When reached by telephone, Hand declined to comment. The Pasco County deputies did not return calls from a Tampa Bay Times reporter this week, except for Hand, who declined to comment.

All the deputies who violated COVID-19 policies received letters of reprimand or were suspended without pay, documents show.

Memos sent to Sheriff’s Office employees over the course of the pandemic detailed isolation guidelines based on the Centers of Disease Control and Prevention guidance at the time. Coronavirus-related exposure and quarantine has not counted against an employee’s personal sick leave or vacation time, according to Hunter, but that policy will end in June.

Before the pandemic, the Sheriff’s Office already had a rule that prohibited employees from knowingly exposing others to a communicable disease.

Dr. Josiah Rich, a professor of epidemiology at Brown University and the director of The Center for Prisoner Health and Human Rights at The Miriam Hospital, said nearly any disease has higher prevalence within jails and prison populations.

The majority of incarcerated people have addiction problems, Rich said, which can result in chronic health issues and other diseases.

“Everything that you can do in corrections is masks and distancing and quarantining,” Rich said. “Testing can help but probably not nearly as much as just vaccinating everybody.”

Staff members are the most likely to spread a contagious virus like COVID-19 in jails, Rich said. Quarantining inmates poses its own problems, especially in jails and prisons that are already over capacity. Deputies are not required to be vaccinated and the Sheriff’s Office does not track which employees have received one.

Madeline Guth, a policy analyst with the Kaiser Family Foundation, said that correctional facilities aren’t as closed off as many people think they are. Staff come in and out. Inmates are admitted and released.

“We already know that the policies in prisons and jails vary so wildly. That complicates the data so much,” Guth said.

When Deputy Schaeffer went to work on Sept. 18, he told a sergeant that he had gotten a coronavirus test the day before and that his family was sick, reports said.

Doctors recommended that he quarantine for at least two to three days until he got his results back, according to the internal investigation. Schaeffer said his rapid test was negative but his doctor told him to wait for the longer, more accurate result to come back. The investigation didn’t clarify the result of the second test.

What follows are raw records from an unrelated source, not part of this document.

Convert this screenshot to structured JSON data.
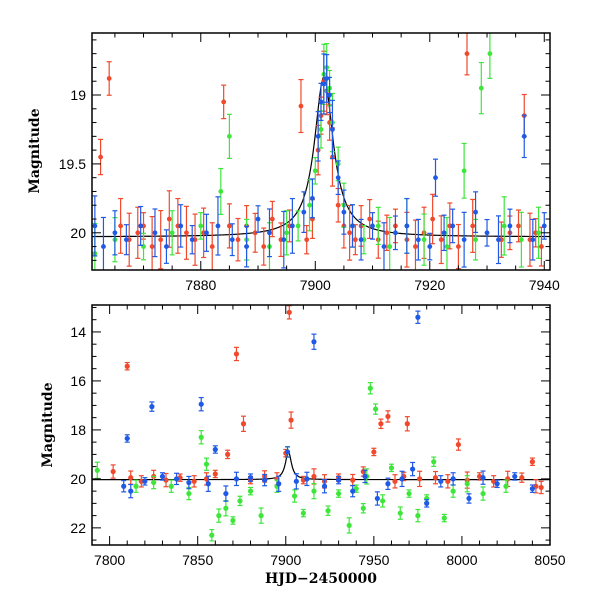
{
  "colors": {
    "red": "#f0492c",
    "green": "#3ee63c",
    "blue": "#1f5ae6",
    "model": "#000000"
  },
  "chart_data": [
    {
      "type": "scatter",
      "title": "",
      "xlabel": "",
      "ylabel": "Magnitude",
      "xlim": [
        7861,
        7941
      ],
      "ylim": [
        20.27,
        18.55
      ],
      "y_inverted": true,
      "xticks": [
        7880,
        7900,
        7920,
        7940
      ],
      "yticks": [
        19,
        19.5,
        20
      ],
      "ytick_labels": [
        "19",
        "19.5",
        "20"
      ],
      "grid": false,
      "legend": "none",
      "model_curve": {
        "peak_x": 7901.5,
        "peak_mag": 18.87,
        "baseline_mag": 20.03,
        "width_days": 2.0
      },
      "series": [
        {
          "color": "red",
          "points": [
            [
              7862.5,
              19.45
            ],
            [
              7864.0,
              18.88
            ],
            [
              7866.0,
              19.95
            ],
            [
              7867.5,
              20.05
            ],
            [
              7869.0,
              20.0
            ],
            [
              7870.0,
              19.95
            ],
            [
              7871.5,
              20.1
            ],
            [
              7873.0,
              20.05
            ],
            [
              7874.5,
              19.9
            ],
            [
              7876.0,
              19.95
            ],
            [
              7877.5,
              20.0
            ],
            [
              7879.0,
              20.05
            ],
            [
              7880.5,
              20.0
            ],
            [
              7882.0,
              20.1
            ],
            [
              7884.0,
              19.05
            ],
            [
              7885.0,
              19.95
            ],
            [
              7886.5,
              20.05
            ],
            [
              7888.0,
              19.95
            ],
            [
              7889.5,
              20.0
            ],
            [
              7891.0,
              20.1
            ],
            [
              7892.5,
              19.9
            ],
            [
              7894.0,
              20.05
            ],
            [
              7895.5,
              19.95
            ],
            [
              7897.5,
              19.08
            ],
            [
              7898.5,
              20.05
            ],
            [
              7899.5,
              19.9
            ],
            [
              7900.5,
              19.4
            ],
            [
              7901.0,
              19.15
            ],
            [
              7901.5,
              18.9
            ],
            [
              7902.0,
              18.97
            ],
            [
              7902.5,
              19.2
            ],
            [
              7903.0,
              19.45
            ],
            [
              7904.0,
              19.8
            ],
            [
              7905.0,
              19.95
            ],
            [
              7906.0,
              20.0
            ],
            [
              7907.0,
              20.05
            ],
            [
              7908.0,
              19.95
            ],
            [
              7909.5,
              19.9
            ],
            [
              7911.0,
              20.05
            ],
            [
              7912.5,
              20.0
            ],
            [
              7914.0,
              19.95
            ],
            [
              7916.0,
              20.05
            ],
            [
              7917.5,
              20.1
            ],
            [
              7919.0,
              20.0
            ],
            [
              7920.5,
              19.9
            ],
            [
              7922.0,
              20.05
            ],
            [
              7923.5,
              19.95
            ],
            [
              7925.0,
              20.1
            ],
            [
              7926.5,
              18.7
            ],
            [
              7927.5,
              19.95
            ],
            [
              7932.5,
              20.05
            ],
            [
              7934.0,
              20.0
            ],
            [
              7935.5,
              19.95
            ],
            [
              7936.5,
              19.15
            ],
            [
              7937.5,
              20.05
            ],
            [
              7938.5,
              20.0
            ],
            [
              7939.5,
              20.1
            ]
          ]
        },
        {
          "color": "green",
          "points": [
            [
              7861.5,
              20.15
            ],
            [
              7865.0,
              20.05
            ],
            [
              7870.0,
              20.1
            ],
            [
              7875.0,
              20.0
            ],
            [
              7880.0,
              19.95
            ],
            [
              7883.5,
              19.7
            ],
            [
              7885.0,
              19.3
            ],
            [
              7888.0,
              20.05
            ],
            [
              7892.0,
              20.1
            ],
            [
              7895.0,
              20.0
            ],
            [
              7897.0,
              19.95
            ],
            [
              7899.0,
              19.8
            ],
            [
              7900.0,
              19.55
            ],
            [
              7901.0,
              19.25
            ],
            [
              7901.5,
              18.85
            ],
            [
              7902.0,
              18.8
            ],
            [
              7902.5,
              18.95
            ],
            [
              7903.0,
              19.2
            ],
            [
              7904.0,
              19.5
            ],
            [
              7905.0,
              19.8
            ],
            [
              7906.5,
              19.95
            ],
            [
              7908.5,
              20.05
            ],
            [
              7911.0,
              19.95
            ],
            [
              7913.0,
              20.1
            ],
            [
              7916.0,
              19.95
            ],
            [
              7919.0,
              20.05
            ],
            [
              7923.0,
              20.1
            ],
            [
              7926.0,
              19.55
            ],
            [
              7928.0,
              20.05
            ],
            [
              7929.0,
              18.95
            ],
            [
              7930.5,
              18.7
            ],
            [
              7933.0,
              19.95
            ],
            [
              7936.0,
              20.05
            ],
            [
              7939.0,
              20.0
            ]
          ]
        },
        {
          "color": "blue",
          "points": [
            [
              7861.5,
              19.95
            ],
            [
              7863.0,
              20.1
            ],
            [
              7865.0,
              20.0
            ],
            [
              7867.0,
              20.05
            ],
            [
              7869.5,
              19.95
            ],
            [
              7872.0,
              20.0
            ],
            [
              7874.0,
              20.1
            ],
            [
              7876.5,
              19.95
            ],
            [
              7878.5,
              20.05
            ],
            [
              7881.0,
              20.0
            ],
            [
              7883.0,
              19.95
            ],
            [
              7885.5,
              20.05
            ],
            [
              7888.0,
              20.1
            ],
            [
              7890.0,
              19.9
            ],
            [
              7892.0,
              20.0
            ],
            [
              7894.5,
              20.05
            ],
            [
              7896.0,
              19.95
            ],
            [
              7898.0,
              19.85
            ],
            [
              7899.5,
              19.75
            ],
            [
              7900.5,
              19.3
            ],
            [
              7901.0,
              19.05
            ],
            [
              7901.5,
              18.92
            ],
            [
              7902.0,
              18.88
            ],
            [
              7902.5,
              19.0
            ],
            [
              7903.0,
              19.25
            ],
            [
              7904.0,
              19.6
            ],
            [
              7905.0,
              19.85
            ],
            [
              7906.5,
              19.95
            ],
            [
              7908.0,
              20.05
            ],
            [
              7910.0,
              19.95
            ],
            [
              7912.0,
              20.1
            ],
            [
              7914.0,
              20.0
            ],
            [
              7916.0,
              19.95
            ],
            [
              7918.0,
              20.05
            ],
            [
              7920.0,
              20.1
            ],
            [
              7921.0,
              19.6
            ],
            [
              7922.5,
              20.0
            ],
            [
              7924.0,
              19.95
            ],
            [
              7926.0,
              20.05
            ],
            [
              7928.0,
              19.85
            ],
            [
              7930.0,
              20.0
            ],
            [
              7932.0,
              20.05
            ],
            [
              7934.0,
              19.95
            ],
            [
              7936.5,
              19.3
            ],
            [
              7938.0,
              20.05
            ],
            [
              7940.0,
              19.95
            ]
          ]
        }
      ]
    },
    {
      "type": "scatter",
      "title": "",
      "xlabel": "HJD−2450000",
      "ylabel": "Magnitude",
      "xlim": [
        7790,
        8050
      ],
      "ylim": [
        22.7,
        12.9
      ],
      "y_inverted": true,
      "xticks": [
        7800,
        7850,
        7900,
        7950,
        8000,
        8050
      ],
      "yticks": [
        14,
        16,
        18,
        20,
        22
      ],
      "grid": false,
      "legend": "none",
      "model_curve": {
        "peak_x": 7901.5,
        "peak_mag": 18.87,
        "baseline_mag": 20.03,
        "width_days": 2.0
      },
      "series": [
        {
          "color": "red",
          "points": [
            [
              7802.0,
              19.7
            ],
            [
              7810.0,
              15.4
            ],
            [
              7812.0,
              19.95
            ],
            [
              7818.0,
              20.1
            ],
            [
              7825.0,
              19.9
            ],
            [
              7832.0,
              20.05
            ],
            [
              7840.0,
              19.95
            ],
            [
              7848.0,
              20.1
            ],
            [
              7855.0,
              20.0
            ],
            [
              7860.0,
              19.8
            ],
            [
              7867.0,
              19.0
            ],
            [
              7872.0,
              14.9
            ],
            [
              7876.0,
              17.75
            ],
            [
              7880.0,
              20.05
            ],
            [
              7888.0,
              19.9
            ],
            [
              7895.0,
              20.0
            ],
            [
              7900.0,
              18.95
            ],
            [
              7902.0,
              13.2
            ],
            [
              7903.0,
              17.6
            ],
            [
              7910.0,
              20.05
            ],
            [
              7916.0,
              19.9
            ],
            [
              7922.0,
              20.1
            ],
            [
              7930.0,
              19.95
            ],
            [
              7938.0,
              20.05
            ],
            [
              7944.0,
              19.7
            ],
            [
              7950.0,
              18.9
            ],
            [
              7954.0,
              17.75
            ],
            [
              7958.0,
              17.45
            ],
            [
              7962.0,
              20.1
            ],
            [
              7967.0,
              19.9
            ],
            [
              7969.0,
              17.75
            ],
            [
              7976.0,
              20.0
            ],
            [
              7985.0,
              19.95
            ],
            [
              7992.0,
              20.1
            ],
            [
              7998.0,
              18.6
            ],
            [
              8003.0,
              20.05
            ],
            [
              8010.0,
              19.9
            ],
            [
              8018.0,
              20.1
            ],
            [
              8026.0,
              20.0
            ],
            [
              8034.0,
              19.95
            ],
            [
              8040.0,
              19.3
            ],
            [
              8042.0,
              20.3
            ],
            [
              8045.0,
              20.35
            ]
          ]
        },
        {
          "color": "green",
          "points": [
            [
              7793.0,
              19.65
            ],
            [
              7815.0,
              20.3
            ],
            [
              7825.0,
              20.15
            ],
            [
              7835.0,
              20.3
            ],
            [
              7845.0,
              20.6
            ],
            [
              7852.0,
              18.3
            ],
            [
              7855.0,
              19.4
            ],
            [
              7858.0,
              22.3
            ],
            [
              7862.0,
              21.5
            ],
            [
              7866.0,
              21.2
            ],
            [
              7870.0,
              21.7
            ],
            [
              7874.0,
              20.9
            ],
            [
              7880.0,
              20.5
            ],
            [
              7886.0,
              21.5
            ],
            [
              7895.0,
              20.3
            ],
            [
              7901.0,
              18.9
            ],
            [
              7905.0,
              20.7
            ],
            [
              7910.0,
              21.4
            ],
            [
              7916.0,
              20.5
            ],
            [
              7924.0,
              21.3
            ],
            [
              7930.0,
              20.6
            ],
            [
              7936.0,
              21.9
            ],
            [
              7940.0,
              20.4
            ],
            [
              7944.0,
              21.2
            ],
            [
              7946.0,
              19.9
            ],
            [
              7948.0,
              16.3
            ],
            [
              7951.0,
              17.15
            ],
            [
              7955.0,
              20.9
            ],
            [
              7960.0,
              19.55
            ],
            [
              7965.0,
              21.4
            ],
            [
              7970.0,
              20.6
            ],
            [
              7975.0,
              21.5
            ],
            [
              7980.0,
              20.8
            ],
            [
              7984.0,
              19.3
            ],
            [
              7990.0,
              21.6
            ],
            [
              7995.0,
              20.5
            ],
            [
              8003.0,
              20.2
            ],
            [
              8012.0,
              20.6
            ],
            [
              8025.0,
              20.3
            ]
          ]
        },
        {
          "color": "blue",
          "points": [
            [
              7808.0,
              20.3
            ],
            [
              7810.0,
              18.35
            ],
            [
              7812.0,
              20.5
            ],
            [
              7820.0,
              20.1
            ],
            [
              7824.0,
              17.05
            ],
            [
              7830.0,
              19.9
            ],
            [
              7838.0,
              20.0
            ],
            [
              7845.0,
              20.15
            ],
            [
              7852.0,
              16.95
            ],
            [
              7856.0,
              20.2
            ],
            [
              7860.0,
              18.8
            ],
            [
              7866.0,
              20.6
            ],
            [
              7872.0,
              20.0
            ],
            [
              7880.0,
              19.95
            ],
            [
              7888.0,
              20.05
            ],
            [
              7896.0,
              20.2
            ],
            [
              7901.0,
              18.9
            ],
            [
              7906.0,
              20.1
            ],
            [
              7912.0,
              20.0
            ],
            [
              7916.0,
              14.4
            ],
            [
              7922.0,
              20.3
            ],
            [
              7930.0,
              20.05
            ],
            [
              7938.0,
              20.5
            ],
            [
              7945.0,
              19.9
            ],
            [
              7952.0,
              20.8
            ],
            [
              7958.0,
              20.2
            ],
            [
              7966.0,
              20.0
            ],
            [
              7972.0,
              19.6
            ],
            [
              7975.0,
              13.4
            ],
            [
              7980.0,
              21.0
            ],
            [
              7988.0,
              20.1
            ],
            [
              7995.0,
              20.0
            ],
            [
              8004.0,
              20.8
            ],
            [
              8012.0,
              19.95
            ],
            [
              8020.0,
              20.2
            ],
            [
              8030.0,
              19.9
            ],
            [
              8040.0,
              20.4
            ]
          ]
        }
      ]
    }
  ]
}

But on Oct. 12, Schaeffer had a fever and experienced labored breathing while on duty. He thought he was suffering from a flare up of a chronic disease he had, he told investigators. A deputy working alongside him said he should contact the sergeant. He did not.

When asked why he didn’t tell a supervisor that he didn’t feel well in the internal investigation, Schaeffer said: “I have been in the break room when sergeants are talking about people who complain about not feeling well. They talk a lot of crap about them and I was not going to put myself in that position for them to talk crap about me.”